Eh they do sort of exist - the energy requirements are ridiculous but Boeing , etc. have been experimenting with generating plasma fields or similar techniques that can absorb and deflect massive amounts of kinetic energy of the type from an explosion with varying degrees of progress. Not sure about blocking actual projectiles but in the case of a nuclear detonation that is kind of moot as at the kind of ranges we are talking anything would be essentially "atomised" literally or very close to.

Do you mean this?
http://abcnews.go.com/Technology/bo...tyle-force-field-technology/story?id=29839654

That doesn't even sort of exist, does it?

Perhaps you ought to tell that to the bods over at the Rutherford Appleton Labs, I imagine that they'd highly value your input to further aid them in building the satellite test-bed for the plasma deflector shielding they're currently working on.

https://www.newscientist.com/article/dn11623-deflector-shields-could-protect-future-astronauts/

I think you need to read the article and the science behind it before your next attempt at sarcasm. The amount of energy that "deflector shield" actually blocks is tiny, it wouldn't "deflect" a hand grenade, let alone a nuclear explosion.


Now now, splitting atoms wasn't a thing for 300000 years of human history... but we did it.

300k years ago we knew nothing. Today we know quite a lot and any future scientific breakthrough will have current scientific knowledge at its foundation. 300k years ago we believed painting prey on cave walls is a good idea but now, not so much. mavity on the other hand will still be mavity 300k years from now and, contrary to popular belief, not everything is possible.

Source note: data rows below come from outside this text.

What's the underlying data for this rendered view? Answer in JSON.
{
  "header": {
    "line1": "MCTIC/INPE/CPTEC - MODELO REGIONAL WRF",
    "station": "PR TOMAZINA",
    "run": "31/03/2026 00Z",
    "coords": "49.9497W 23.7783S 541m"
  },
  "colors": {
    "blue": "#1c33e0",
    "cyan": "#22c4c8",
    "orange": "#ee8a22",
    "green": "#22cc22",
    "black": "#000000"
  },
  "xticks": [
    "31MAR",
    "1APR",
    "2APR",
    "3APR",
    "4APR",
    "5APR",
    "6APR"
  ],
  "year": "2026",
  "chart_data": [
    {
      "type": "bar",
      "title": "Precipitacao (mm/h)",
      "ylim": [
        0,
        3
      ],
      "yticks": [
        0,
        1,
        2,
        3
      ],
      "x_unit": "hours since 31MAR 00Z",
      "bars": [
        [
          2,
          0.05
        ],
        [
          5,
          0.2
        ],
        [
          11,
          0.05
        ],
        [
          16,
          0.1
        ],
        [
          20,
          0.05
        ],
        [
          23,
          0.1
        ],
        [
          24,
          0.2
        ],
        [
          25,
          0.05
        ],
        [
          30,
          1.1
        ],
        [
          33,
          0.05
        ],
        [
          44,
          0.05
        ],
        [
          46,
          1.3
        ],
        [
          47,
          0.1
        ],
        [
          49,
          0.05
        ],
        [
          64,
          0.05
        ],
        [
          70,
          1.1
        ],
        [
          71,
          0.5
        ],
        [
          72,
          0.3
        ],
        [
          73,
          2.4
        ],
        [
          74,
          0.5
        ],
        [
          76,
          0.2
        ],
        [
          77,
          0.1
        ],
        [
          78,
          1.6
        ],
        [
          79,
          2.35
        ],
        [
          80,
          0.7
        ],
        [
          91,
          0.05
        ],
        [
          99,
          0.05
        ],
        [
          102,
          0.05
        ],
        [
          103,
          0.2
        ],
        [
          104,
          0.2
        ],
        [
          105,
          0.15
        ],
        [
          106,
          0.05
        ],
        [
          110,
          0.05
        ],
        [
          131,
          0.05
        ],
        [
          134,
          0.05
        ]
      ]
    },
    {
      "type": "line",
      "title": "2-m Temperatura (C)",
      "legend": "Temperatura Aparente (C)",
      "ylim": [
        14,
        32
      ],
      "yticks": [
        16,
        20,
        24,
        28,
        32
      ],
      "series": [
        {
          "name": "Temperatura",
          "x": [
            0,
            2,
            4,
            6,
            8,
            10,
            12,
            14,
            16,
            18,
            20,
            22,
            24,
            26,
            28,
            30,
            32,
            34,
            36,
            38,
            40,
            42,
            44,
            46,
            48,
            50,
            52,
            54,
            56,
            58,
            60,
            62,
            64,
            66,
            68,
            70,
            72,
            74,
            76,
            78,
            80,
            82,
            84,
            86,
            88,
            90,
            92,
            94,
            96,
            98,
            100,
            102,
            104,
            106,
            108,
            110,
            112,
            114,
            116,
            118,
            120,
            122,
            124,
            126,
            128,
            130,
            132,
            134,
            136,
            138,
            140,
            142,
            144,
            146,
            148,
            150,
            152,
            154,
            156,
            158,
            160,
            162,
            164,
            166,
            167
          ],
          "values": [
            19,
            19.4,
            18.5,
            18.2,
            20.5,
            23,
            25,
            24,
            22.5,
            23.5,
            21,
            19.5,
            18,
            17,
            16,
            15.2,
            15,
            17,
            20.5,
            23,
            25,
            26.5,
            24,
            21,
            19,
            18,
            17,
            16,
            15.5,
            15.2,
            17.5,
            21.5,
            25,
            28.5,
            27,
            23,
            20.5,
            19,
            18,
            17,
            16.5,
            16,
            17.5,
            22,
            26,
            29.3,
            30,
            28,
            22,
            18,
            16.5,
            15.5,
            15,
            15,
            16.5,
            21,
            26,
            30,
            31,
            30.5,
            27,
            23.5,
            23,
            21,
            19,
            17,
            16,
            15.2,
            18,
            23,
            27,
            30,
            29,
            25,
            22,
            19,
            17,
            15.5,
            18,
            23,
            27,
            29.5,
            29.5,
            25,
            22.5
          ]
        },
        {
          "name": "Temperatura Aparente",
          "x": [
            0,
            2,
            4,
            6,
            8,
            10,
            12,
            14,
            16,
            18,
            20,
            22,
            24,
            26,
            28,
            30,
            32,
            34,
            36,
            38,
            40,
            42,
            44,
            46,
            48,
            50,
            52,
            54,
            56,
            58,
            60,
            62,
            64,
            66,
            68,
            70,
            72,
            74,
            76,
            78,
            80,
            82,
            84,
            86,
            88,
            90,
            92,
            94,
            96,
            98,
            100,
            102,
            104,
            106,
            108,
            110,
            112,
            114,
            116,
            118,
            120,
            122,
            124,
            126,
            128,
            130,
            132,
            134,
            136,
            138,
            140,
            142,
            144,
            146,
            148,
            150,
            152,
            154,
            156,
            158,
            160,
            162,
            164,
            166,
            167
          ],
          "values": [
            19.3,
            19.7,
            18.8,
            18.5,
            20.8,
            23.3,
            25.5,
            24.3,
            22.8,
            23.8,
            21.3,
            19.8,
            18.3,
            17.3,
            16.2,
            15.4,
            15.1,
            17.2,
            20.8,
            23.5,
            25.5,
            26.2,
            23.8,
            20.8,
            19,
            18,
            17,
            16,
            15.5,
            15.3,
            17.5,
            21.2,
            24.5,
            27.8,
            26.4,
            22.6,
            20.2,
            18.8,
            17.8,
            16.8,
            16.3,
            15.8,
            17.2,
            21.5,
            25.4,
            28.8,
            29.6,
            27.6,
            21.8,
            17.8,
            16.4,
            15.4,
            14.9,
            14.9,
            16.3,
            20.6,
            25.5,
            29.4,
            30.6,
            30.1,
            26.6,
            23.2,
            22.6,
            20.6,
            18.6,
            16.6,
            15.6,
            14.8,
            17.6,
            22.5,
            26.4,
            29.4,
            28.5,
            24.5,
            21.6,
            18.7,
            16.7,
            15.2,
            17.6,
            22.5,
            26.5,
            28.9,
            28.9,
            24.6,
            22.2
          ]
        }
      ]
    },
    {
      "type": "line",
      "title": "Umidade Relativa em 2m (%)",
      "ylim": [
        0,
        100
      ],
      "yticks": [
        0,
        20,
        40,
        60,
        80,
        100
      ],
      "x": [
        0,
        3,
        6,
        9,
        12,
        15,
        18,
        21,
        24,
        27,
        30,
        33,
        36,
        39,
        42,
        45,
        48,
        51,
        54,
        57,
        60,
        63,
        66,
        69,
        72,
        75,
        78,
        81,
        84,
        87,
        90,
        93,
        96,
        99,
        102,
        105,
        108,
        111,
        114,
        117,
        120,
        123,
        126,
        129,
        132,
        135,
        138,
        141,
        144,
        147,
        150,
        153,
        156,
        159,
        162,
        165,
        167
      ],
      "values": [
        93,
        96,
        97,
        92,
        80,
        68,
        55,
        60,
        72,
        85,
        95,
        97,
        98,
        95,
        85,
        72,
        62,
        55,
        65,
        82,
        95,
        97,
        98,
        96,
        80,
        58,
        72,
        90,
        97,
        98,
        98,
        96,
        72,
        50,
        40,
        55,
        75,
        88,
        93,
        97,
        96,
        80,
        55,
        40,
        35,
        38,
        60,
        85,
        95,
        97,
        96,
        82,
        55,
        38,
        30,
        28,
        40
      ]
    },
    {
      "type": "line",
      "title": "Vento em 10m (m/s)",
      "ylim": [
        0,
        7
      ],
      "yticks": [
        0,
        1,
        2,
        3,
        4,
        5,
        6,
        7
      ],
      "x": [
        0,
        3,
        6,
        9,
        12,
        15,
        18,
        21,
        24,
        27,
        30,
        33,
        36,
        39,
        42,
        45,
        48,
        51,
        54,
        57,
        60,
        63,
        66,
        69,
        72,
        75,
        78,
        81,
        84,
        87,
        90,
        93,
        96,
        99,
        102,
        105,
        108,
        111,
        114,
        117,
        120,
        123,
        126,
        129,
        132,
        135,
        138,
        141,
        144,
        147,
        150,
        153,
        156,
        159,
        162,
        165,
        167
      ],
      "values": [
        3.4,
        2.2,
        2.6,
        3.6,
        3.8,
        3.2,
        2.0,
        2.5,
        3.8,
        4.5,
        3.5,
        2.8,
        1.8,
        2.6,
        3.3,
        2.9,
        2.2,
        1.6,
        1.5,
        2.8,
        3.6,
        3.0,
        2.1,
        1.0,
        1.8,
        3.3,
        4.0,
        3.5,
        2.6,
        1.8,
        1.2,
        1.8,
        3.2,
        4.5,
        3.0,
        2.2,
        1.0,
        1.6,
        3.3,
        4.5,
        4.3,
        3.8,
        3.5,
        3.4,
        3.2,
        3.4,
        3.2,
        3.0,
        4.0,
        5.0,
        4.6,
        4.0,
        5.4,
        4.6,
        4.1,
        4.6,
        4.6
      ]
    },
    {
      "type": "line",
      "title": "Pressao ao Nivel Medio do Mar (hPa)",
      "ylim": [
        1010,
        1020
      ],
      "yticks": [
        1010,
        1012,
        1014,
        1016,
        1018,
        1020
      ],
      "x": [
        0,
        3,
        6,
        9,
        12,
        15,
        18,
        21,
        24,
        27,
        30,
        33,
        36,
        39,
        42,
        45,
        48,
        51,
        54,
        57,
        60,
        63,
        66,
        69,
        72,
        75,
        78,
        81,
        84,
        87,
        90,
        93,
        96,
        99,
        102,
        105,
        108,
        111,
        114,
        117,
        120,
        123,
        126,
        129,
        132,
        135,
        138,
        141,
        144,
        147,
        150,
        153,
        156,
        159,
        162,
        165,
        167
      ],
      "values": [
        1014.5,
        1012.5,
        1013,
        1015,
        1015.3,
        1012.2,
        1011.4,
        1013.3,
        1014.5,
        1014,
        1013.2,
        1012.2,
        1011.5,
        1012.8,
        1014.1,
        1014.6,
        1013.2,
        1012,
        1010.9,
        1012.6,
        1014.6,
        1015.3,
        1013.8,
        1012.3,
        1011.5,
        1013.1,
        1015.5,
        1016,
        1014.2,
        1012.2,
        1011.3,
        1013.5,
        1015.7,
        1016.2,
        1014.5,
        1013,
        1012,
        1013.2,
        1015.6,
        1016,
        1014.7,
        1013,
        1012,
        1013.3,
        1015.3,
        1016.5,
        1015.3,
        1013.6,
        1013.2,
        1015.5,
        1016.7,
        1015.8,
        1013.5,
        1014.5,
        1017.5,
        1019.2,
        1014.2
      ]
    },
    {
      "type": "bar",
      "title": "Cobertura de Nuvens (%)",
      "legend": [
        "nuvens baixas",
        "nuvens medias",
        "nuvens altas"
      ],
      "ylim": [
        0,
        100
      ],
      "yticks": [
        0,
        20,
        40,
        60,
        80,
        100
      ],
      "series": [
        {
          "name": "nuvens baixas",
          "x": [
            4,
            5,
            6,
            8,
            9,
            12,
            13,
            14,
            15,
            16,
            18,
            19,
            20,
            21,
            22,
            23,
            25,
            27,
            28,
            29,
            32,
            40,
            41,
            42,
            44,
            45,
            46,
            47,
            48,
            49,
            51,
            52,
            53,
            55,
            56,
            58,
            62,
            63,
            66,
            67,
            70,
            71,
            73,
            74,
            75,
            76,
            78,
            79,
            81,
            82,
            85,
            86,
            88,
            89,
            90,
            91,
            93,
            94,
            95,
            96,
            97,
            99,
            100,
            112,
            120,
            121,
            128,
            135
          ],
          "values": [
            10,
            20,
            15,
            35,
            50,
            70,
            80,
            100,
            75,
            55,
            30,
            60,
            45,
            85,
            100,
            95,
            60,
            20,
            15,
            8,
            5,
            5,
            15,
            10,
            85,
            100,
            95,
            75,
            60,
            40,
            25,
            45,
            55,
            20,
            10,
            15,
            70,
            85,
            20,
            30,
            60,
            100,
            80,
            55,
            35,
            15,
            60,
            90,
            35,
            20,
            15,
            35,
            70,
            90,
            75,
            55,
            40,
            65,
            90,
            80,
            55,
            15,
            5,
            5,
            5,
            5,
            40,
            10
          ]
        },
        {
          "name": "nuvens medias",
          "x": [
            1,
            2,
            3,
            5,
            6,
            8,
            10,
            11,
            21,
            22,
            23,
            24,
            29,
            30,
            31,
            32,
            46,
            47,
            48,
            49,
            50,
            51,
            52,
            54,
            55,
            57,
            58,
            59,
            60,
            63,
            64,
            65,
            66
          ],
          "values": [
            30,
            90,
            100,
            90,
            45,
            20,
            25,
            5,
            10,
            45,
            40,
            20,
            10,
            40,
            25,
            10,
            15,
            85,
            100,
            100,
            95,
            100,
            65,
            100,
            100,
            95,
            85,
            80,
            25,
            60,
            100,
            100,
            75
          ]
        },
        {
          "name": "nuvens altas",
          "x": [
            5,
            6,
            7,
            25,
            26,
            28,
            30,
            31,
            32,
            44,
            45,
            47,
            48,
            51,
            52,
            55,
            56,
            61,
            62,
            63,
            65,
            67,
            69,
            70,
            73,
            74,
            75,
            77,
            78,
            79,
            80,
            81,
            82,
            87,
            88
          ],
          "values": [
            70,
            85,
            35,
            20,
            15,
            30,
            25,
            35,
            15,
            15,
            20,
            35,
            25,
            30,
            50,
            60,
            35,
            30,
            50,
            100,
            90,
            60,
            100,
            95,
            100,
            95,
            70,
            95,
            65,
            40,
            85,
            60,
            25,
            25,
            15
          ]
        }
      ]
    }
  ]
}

Back on the topic, the problem with "energy fields" is that energy can not be stationary (relatively), like the armour of a tank or a kevlar vest. Their popular depiction, a somewhat translucent, thin field will never be created not matter how much our technology progresses. The emission of energy in powerful bursts is more feasible but that's not much of a "field", it's extremely costly and less effective than layers of materials.
 
a somewhat translucent, thin field will never be created not matter how much our technology progresses

I wouldn't put it as absolutely as that - over the last few years we've seen theories that would atleast work even if completely infeasible or not practical now if ever that for as long as I can remember were very much in the realm of science fiction and would "never be possible".

Going a bit different direction to the classic forcefield but for instance it could be possible to build a field using some kind of nanite type swarming setup at some point in the longer future that would effectively work the same way.
 
If you put enough sponge on top, when it lands on you it'll cushion the bomb and slow it down gently. Then simply fire it back!